Researchers have developed a method by which the constant noise of WiFi attempting to connect to devices could provide an accurate picture of how well public transport systems are performing, despite such systems generally operating closed and proprietary monitoring systems, with only select information dispensed beyond the confines of the company.
The paper Real-time public transport service-level monitoring using passive WiFi: a spectral clustering approach for train timetable estimation – a collaboration between Baoyang Sang of France’s École Polytechnique and Singapore-based IBM researcher Laura Wynter – establishes a system that uses WiFi’s default connection attempts to determine the arrival and departure of trains, and which could be applied to other transportation methods.
The key to establishing activity that indicates the sudden arrival (or departure) of a mass of passengers is that their numerous mobile devices are constantly sending probe requests to available WiFi networks, and these requests do not abate even in the presence of a successful log-on attempt.
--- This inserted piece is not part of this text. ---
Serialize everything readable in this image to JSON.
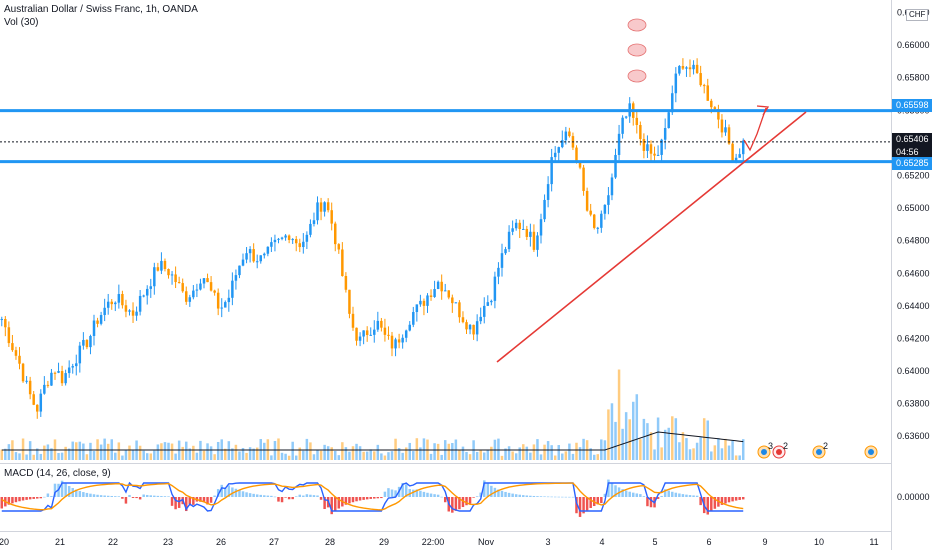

Since these probe requests are so public, no closed systems are required to log and monitor them, and open sniffer tools such as Wireshark or tcpdump can provide accurate and live measurement of pre-connection activity.
The researchers propose WiFi over a number of other recently-explored possibilities to gauge ‘crowd digital miasma’, since the signal is robust and strong, noise is minimal, and the protocol is not subject to the variations in signal strength which can occur across mobile platforms such as iOs and Android in users’ individual devices, and is not affected by varying power management schemes either – a factor in other experimental schemes of a similar nature.
The technique developed by the researchers utilises spectral clustering – traces of probe requests from passengers – to estimate the true fidelity of the timetable of trains.
They note that only train operators themselves have access to location data, and that this information flows through closed and proprietary systems which are not useful for real-time analysis.
The technique can also be used as a tool for incident detection – to identify increased dwell times on platforms which may indicate network blockages or other problems.